生成式人工智能在下颌骨骨折患者护理咨询中的实用性。

目的：确定下颌骨骨折信息的可读性和准确性：确定由 Chat Generative Pre-trained Transformer（ChatGPT）3.5 版和 4o 版生成的下颌骨骨折相关信息的可读性和准确性：背景：越来越多的患者求助于生成式人工智能来回答医疗问题。迄今为止，有关下颌骨骨折的回答的准确性和可读性尚未得到评估：通过查询 AlsoAsked (https://alsoasked.com)、SearchResponse (https://searchresponse.io) 和 Answer the Public (https://answerthepublic.com/)，编写了 20 个有关下颌骨骨折的患者问题。问题在 ChatGPT 3.5 和 4o 中提出。可读性通过计算 Flesch Kincaid 阅读轻松度、Flesch Kincaid 年级水平、句子数量和复杂单词百分比进行评估。准确性由一位获得认证的面部整形和耳鼻喉科医师使用 5 点李克特量表进行评估：结果：两个版本在可读性和准确性方面没有明显差异。可读性高于患者教育材料的建议水平。准确性较低，大多数回复被认为不适合患者使用，存在多处不准确和/或信息缺失：结论：ChatGPT 提供的回答水平较高，不适合普通患者使用，此外还包含一些不准确的陈述。

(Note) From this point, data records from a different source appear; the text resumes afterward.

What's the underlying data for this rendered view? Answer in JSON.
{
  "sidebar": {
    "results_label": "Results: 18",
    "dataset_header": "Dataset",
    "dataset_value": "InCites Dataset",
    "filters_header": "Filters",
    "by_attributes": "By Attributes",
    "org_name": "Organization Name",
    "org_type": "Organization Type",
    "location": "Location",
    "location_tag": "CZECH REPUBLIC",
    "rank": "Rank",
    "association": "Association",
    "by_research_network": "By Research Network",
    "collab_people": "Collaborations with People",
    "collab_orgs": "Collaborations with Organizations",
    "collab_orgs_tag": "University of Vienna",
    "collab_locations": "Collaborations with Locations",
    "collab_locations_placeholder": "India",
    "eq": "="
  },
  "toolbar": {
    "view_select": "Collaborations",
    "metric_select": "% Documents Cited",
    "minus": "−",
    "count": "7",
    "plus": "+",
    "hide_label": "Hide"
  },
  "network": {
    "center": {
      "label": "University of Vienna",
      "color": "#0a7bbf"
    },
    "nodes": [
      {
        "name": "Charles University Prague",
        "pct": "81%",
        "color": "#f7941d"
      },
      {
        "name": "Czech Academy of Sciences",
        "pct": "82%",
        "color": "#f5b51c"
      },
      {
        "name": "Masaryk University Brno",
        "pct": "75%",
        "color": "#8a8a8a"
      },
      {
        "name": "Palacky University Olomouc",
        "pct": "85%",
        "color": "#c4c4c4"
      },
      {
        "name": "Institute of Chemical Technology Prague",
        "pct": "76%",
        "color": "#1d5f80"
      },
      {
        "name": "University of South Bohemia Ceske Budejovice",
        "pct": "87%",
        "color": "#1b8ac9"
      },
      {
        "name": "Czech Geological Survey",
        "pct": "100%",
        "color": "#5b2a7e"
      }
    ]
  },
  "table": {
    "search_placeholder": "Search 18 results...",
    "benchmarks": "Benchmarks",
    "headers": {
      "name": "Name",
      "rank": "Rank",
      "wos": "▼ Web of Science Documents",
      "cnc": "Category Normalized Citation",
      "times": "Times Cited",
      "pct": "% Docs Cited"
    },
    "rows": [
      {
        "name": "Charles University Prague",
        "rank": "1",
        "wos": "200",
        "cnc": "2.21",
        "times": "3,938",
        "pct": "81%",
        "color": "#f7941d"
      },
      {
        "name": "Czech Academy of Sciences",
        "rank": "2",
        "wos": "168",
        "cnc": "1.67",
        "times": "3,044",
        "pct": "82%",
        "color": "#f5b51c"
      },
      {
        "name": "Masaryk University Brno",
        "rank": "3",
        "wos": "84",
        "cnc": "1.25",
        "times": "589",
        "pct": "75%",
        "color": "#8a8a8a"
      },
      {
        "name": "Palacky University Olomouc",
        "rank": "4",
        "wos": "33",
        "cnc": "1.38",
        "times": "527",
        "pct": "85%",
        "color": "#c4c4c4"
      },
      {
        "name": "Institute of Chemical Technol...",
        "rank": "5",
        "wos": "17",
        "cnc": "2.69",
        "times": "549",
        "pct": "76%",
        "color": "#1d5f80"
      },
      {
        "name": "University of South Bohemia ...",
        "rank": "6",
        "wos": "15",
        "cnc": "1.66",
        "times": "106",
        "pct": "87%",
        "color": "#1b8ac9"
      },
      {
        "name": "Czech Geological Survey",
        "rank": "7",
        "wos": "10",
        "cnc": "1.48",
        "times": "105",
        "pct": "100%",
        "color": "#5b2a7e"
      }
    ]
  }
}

患者和临床医生在寻求有关下颌骨骨折的医疗信息时，应认识到人工智能生成器的局限性。

本文章由计算机程序翻译，如有差异，请以英文原文为准。

求助全文

约1分钟内获得全文去求助

来源期刊

Journal of Craniofacial Surgery 医学-外科

CiteScore

1.70

自引率

11.10%

发文量

968

审稿时长

1.5 months

期刊介绍： The Journal of Craniofacial Surgery serves as a forum of communication for all those involved in craniofacial surgery, maxillofacial surgery and pediatric plastic surgery. Coverage ranges from practical aspects of craniofacial surgery to the basic science that underlies surgical practice. The journal publishes original articles, scientific reviews, editorials and invited commentary, abstracts and selected articles from international journals, and occasional international bibliographies in craniofacial surgery.